The Glory of Working on the Crisis Unit

Friday was a miraculous day on the crisis unit. I came in and first shift updated me on some of the madness on shift. We had a client who lost a loved one, an 8 year old child. We had to find some way to get him home for the funeral, a 22 hour bus ride home. That’s several hundred dollars. The shift before me wasn’t able to make it happen. But I persevere. I am annoyingly tenacious. I think I’ve said this before. I don’t like accepting defeat. So, I took over trying to find charities willing to donate the $200 ticket.

I called and called and called places. Finally, I managed to get in contact with a charity. They couldn’t help through the charity but the owner decided to donate half the funds personally, anonymously. So, I’m sworn to secrecy about his identity. The last half of the funds came from another anonymous donor. She was someone in my personal network. We were even able to get him some additional money for food on the road. It was a definite win.

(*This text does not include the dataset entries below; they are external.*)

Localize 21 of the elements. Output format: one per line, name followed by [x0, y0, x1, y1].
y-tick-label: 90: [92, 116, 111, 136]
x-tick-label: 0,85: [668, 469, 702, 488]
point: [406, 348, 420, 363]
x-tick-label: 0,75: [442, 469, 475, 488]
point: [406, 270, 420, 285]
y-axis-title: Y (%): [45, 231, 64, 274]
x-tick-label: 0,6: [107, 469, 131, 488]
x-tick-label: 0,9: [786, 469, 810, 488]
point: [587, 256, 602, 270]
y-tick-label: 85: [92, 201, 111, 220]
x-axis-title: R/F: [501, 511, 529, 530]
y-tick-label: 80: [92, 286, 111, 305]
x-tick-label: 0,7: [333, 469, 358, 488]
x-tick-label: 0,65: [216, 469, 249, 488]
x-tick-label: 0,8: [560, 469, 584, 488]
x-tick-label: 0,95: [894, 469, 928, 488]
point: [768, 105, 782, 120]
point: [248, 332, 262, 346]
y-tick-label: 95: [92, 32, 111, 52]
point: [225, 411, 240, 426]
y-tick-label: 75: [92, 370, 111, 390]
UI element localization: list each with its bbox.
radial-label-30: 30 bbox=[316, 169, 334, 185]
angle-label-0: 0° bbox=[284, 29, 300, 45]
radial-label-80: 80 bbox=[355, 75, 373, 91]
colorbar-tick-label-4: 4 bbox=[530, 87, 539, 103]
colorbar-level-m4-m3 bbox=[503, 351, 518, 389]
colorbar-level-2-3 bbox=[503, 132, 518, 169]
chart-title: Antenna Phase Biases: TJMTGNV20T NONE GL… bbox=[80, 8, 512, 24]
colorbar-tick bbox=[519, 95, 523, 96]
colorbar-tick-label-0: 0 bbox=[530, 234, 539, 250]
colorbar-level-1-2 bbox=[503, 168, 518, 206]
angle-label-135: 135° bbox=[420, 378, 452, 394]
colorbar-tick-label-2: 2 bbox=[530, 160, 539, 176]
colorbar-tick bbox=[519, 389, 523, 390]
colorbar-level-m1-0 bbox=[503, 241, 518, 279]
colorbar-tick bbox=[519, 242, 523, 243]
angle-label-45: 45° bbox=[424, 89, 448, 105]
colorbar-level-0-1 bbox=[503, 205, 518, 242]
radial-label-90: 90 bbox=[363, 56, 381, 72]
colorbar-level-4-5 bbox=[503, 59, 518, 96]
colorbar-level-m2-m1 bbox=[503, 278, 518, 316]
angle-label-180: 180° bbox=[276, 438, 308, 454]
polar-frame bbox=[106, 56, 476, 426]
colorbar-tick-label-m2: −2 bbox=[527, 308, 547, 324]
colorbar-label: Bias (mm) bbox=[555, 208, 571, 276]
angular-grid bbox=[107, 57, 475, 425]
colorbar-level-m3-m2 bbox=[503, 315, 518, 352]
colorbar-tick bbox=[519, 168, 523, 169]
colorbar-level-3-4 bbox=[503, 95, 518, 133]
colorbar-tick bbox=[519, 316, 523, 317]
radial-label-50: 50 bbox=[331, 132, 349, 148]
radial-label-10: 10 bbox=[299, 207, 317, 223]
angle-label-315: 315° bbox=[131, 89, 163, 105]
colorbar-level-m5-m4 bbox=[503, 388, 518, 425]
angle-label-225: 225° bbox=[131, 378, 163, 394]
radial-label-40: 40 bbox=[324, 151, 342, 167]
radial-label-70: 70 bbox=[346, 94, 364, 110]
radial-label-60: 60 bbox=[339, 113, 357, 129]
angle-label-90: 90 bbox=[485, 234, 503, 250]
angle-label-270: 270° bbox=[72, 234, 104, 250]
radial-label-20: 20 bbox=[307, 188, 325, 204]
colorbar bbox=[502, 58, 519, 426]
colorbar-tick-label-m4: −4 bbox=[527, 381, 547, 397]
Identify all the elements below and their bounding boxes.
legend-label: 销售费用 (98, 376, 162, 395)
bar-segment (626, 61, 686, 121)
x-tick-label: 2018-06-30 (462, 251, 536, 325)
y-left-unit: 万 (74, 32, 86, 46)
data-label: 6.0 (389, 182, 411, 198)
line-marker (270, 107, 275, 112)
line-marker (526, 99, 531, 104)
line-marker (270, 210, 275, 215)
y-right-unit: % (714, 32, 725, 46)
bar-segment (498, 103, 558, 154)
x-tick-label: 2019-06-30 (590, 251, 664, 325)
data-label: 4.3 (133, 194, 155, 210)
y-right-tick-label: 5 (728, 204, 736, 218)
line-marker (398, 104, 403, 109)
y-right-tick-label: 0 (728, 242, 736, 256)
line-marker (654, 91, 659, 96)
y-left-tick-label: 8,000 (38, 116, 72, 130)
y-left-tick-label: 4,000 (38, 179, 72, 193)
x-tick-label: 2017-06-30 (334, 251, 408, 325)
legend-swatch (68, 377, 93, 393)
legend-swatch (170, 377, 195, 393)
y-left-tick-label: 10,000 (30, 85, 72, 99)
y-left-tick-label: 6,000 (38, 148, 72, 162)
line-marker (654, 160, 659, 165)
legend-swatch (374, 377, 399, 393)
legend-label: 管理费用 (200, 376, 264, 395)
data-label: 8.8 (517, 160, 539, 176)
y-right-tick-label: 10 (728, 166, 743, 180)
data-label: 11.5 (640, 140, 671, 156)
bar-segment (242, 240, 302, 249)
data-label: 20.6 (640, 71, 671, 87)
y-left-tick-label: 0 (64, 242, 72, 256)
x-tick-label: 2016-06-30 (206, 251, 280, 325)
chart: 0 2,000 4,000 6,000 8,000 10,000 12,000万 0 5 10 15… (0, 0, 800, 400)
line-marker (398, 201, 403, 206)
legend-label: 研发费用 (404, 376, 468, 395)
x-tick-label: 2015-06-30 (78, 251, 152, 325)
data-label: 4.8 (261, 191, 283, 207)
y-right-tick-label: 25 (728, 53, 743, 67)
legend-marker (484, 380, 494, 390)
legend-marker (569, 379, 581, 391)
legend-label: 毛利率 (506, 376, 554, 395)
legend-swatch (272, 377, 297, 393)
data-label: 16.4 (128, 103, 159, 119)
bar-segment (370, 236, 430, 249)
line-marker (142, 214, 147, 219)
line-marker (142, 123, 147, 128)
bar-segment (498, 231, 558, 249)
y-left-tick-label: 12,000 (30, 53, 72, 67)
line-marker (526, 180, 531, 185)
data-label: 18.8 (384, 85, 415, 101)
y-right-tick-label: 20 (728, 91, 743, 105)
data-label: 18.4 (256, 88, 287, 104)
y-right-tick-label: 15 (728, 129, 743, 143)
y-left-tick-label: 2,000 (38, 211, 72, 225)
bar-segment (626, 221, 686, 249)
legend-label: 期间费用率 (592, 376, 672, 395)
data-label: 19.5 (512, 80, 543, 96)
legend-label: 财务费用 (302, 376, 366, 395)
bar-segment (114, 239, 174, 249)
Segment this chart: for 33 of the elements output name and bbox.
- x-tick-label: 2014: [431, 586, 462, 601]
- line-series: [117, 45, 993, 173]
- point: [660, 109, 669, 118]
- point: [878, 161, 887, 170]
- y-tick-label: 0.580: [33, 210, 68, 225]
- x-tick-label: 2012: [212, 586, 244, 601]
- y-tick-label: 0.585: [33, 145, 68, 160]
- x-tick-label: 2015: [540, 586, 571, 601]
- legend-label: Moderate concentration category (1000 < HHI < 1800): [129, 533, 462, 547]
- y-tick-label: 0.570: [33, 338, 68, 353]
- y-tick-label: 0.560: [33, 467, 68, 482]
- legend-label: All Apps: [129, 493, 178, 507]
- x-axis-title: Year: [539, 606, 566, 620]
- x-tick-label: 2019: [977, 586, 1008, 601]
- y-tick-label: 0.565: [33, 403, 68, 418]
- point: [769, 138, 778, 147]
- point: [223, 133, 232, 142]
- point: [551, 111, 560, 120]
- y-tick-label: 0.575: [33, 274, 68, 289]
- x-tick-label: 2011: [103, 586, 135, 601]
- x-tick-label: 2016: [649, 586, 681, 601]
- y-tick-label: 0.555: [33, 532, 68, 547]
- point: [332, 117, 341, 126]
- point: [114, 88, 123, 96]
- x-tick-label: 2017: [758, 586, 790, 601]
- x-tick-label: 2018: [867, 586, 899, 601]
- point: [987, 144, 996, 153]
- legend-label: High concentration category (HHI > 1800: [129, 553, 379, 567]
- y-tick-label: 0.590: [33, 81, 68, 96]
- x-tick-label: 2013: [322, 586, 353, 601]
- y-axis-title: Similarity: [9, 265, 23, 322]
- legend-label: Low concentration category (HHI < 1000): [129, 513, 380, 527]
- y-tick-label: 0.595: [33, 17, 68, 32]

Saturday was a difficult day. We did a group on anxiety and negative cognitions. And thought spirals. I’ve never shared with my clients that I also suffer with depression and anxiety but I shared with this group. 8 clients. They were all struggling so much with the thought spiral that leads to, “I’m never getting better.” And it hurt me, a lot. So, even though I’m not done with my healing journey, I shared that I’ve been depressed and anxious. That I’ve done the medication dance, that I’ve been through med after med after med. That I’ve been through therapist after therapist. That it takes time but there is hope. I bond with each group of clients, each week, but this group really tugged my heart strings.

I had another client, whom we were trying to find a transitional home for on Sunday and Monday. I did everything I could. I called about 22 places. None would offer her a bed because she was “currently safe”; nevermind that we had to discharge her and that her discharge date had already come and gone. I wanted to fix this, the way I found an answer to the ticket problem. But this one wasn’t mine to solve.

I had to let go. I had to turn it over to the other mental health professional, let her call the places again with new knowledge. She was able to get a bed for our client. I’m so glad to work with a group of people who are equally dedicated to helping our clients stay safe and clean and well. I’m thankful that they keep me in the loop.